NVIDIA's Jim Fan: The robotics field is still in a chaotic state, and even the development direction may be wrong

Jim Fan stated that the reliability of robot hardware has become the biggest obstacle to software iteration, and the lack of industry standards has led to a chaotic evaluation system. He feels that the current mainstream visual-language-action model (VLA) technology route is "not right," as its pre-training method based on visual language models (VLM) fundamentally misaligns with the actual needs of robots. He mentioned that he is betting on video world models as an alternative solution
Recently, Jim Fan, head of NVIDIA's robotics business and co-director of the GEAR Lab, published a lengthy article on social media, harshly criticizing the current state of the robotics industry. He believes that despite significant advancements in hardware technology, the entire industry remains in a chaotic state regarding software iteration, standard setting, and technology route selection.
Jim Fan pointed out that the current mainstream visual-language-action model (VLA) technology route "feels wrong," as its pre-training method based on visual language models (VLM) fundamentally misaligns with the actual needs of robotics. He stated that he is betting on video world models as an alternative solution.
This statement has attracted industry attention, highlighting that, against the backdrop of rapid developments in other areas of artificial intelligence, the fundamental issues in robotics technology reveal that the industry is still far from commercialization, which may affect investors' valuation expectations for related companies.
Jim Fan summarized three lessons learned in the robotics field by 2025, covering core issues such as hardware reliability, industry standards, and technology routes, providing a frontline perspective for understanding the current bottlenecks in the robotics industry.

Hardware Reliability Becomes the Biggest Obstacle to Software Iteration
Jim Fan pointed out that although robots like Optimus, e-Atlas, Figure, Neo, and G1 demonstrate superb engineering technology, hardware reliability severely limits the speed of software development. He stated that the most advanced artificial intelligence has not yet fully utilized the capabilities of these cutting-edge hardware, "the physical capabilities exceed the command capabilities of the brain."
Unlike humans, robots cannot self-repair from damage. Issues such as overheating, motor failures, and firmware anomalies occur daily, and errors are irreversible and intolerable. Caring for these robots requires the support of an entire operational team.
Jim Fan lamented, "The only thing that can grow with scale is my patience." This statement reveals the harsh reality of high labor costs and low iteration efficiency in robot development.
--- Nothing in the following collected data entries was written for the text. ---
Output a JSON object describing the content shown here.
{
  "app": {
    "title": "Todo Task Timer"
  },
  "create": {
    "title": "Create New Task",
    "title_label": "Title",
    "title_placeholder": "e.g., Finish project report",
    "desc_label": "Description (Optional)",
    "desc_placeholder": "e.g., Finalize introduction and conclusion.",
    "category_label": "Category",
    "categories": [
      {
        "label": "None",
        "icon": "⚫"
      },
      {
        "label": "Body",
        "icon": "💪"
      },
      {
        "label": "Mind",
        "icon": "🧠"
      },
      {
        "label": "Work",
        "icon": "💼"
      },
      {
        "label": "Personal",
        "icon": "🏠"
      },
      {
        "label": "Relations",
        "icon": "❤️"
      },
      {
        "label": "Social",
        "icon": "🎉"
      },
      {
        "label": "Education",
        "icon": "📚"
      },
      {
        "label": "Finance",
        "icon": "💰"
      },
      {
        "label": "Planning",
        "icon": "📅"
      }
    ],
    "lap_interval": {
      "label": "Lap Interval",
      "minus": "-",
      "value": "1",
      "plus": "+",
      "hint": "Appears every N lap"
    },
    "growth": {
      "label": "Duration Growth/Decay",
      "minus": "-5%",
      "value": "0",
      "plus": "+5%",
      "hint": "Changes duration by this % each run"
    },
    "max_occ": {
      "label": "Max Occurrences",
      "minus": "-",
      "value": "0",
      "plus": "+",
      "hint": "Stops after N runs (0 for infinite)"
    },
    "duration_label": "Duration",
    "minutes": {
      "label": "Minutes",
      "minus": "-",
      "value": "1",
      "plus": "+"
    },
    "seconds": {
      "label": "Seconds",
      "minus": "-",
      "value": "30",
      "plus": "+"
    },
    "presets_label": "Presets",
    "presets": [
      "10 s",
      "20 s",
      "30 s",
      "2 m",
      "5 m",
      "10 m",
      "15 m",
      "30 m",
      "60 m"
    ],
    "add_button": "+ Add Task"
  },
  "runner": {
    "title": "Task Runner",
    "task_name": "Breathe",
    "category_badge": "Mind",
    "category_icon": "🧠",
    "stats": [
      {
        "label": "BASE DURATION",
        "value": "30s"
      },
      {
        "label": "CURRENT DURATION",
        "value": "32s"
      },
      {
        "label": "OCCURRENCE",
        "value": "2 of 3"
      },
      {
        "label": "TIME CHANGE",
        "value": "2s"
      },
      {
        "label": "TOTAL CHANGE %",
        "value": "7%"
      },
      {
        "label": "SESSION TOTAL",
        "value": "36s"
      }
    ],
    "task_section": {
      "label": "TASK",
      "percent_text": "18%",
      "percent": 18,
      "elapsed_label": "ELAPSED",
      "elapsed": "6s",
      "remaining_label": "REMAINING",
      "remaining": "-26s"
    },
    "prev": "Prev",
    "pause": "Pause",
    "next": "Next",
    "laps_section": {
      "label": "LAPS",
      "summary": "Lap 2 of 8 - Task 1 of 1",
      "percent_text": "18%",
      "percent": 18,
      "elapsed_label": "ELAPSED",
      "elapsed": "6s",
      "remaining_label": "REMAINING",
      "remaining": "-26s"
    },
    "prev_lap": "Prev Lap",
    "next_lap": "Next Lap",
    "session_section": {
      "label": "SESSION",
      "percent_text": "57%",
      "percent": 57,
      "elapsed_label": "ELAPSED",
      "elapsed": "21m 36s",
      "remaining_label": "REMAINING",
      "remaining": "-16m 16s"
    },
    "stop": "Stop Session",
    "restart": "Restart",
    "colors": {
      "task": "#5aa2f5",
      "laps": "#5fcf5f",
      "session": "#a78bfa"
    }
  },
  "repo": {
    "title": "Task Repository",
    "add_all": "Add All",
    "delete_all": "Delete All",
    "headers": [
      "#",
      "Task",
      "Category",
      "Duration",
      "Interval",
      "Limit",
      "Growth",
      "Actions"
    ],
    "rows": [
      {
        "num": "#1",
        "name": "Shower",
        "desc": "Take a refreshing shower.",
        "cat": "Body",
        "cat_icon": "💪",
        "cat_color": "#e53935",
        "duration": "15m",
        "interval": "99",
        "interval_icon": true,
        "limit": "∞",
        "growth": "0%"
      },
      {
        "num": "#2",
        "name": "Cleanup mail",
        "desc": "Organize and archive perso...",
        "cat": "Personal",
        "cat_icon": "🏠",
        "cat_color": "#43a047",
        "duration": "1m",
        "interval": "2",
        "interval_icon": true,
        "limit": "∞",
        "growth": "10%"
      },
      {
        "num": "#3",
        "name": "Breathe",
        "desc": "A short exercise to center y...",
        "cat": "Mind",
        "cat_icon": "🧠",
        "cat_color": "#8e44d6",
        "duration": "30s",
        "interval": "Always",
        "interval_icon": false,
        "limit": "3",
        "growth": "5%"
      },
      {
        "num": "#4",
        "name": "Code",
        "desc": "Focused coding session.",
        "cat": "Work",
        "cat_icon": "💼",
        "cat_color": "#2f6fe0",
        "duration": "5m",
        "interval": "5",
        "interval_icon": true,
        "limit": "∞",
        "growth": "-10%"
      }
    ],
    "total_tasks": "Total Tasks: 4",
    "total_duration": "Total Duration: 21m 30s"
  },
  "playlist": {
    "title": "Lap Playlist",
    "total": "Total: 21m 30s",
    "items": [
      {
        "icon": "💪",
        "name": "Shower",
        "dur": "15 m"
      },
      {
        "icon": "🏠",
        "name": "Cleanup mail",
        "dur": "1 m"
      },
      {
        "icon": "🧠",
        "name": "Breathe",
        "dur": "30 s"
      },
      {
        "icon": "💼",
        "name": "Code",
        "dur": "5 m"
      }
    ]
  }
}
Lack of Industry Standards Leads to Confused Evaluation Systems
Jim Fan described the benchmarking situation in the robotics field as an "epic disaster." He pointed out that unlike the consensus standards formed in the large language model field, such as MMLU and SWE-Bench, the robotics industry lacks unified standards in hardware platforms, task definitions, scoring criteria, simulators, or real-world settings.
A common phenomenon in the industry is that each company temporarily defines its own benchmark when releasing news and claims to achieve "state-of-the-art" (SOTA) levels based on that. More seriously, demonstration videos are often selected from the best results out of 100 attemptsJim Fan calls out: "We must do better in 2026 and stop treating reproducibility and scientific rigor as second-class citizens." This criticism points directly to the fundamental issue of the industry's lack of scientific rigor.

Mainstream Technology Route Faces Fundamental Doubts
Jim Fan has raised fundamental doubts about the currently dominant VLA model. The common practice of the VLA model is to graft action modules onto pre-trained visual language models, but this approach has two core issues.
First, most parameters in VLM are designed to serve language and knowledge, rather than physics. Second, to achieve high-level understanding, visual encoders actively discard low-level details, but these small details are crucial for the dexterous operation of robots.
Jim Fan believes that VLM is highly optimized for benchmark tests like visual question answering, and its pre-training objectives are misaligned with the needs of robotics, stating, "There is no reason to believe that the performance of VLA will scale with the increase of VLM parameters." He expresses his bet on video world models as a more suitable pre-training objective for robotic strategies.

Jim Fan's views have sparked discussions within the industry. Netizen Stewart Alsop questioned why, if video world models are superior, models like Helix, GR00T N1, and π0, which have been delivered, are still built on the VLM foundation, and why world models are currently mainly used for strategy evaluation and synthetic data rather than direct motion control.
Jim Fan responded that these are models for 2025, looking forward to the next generation of large models in 2026.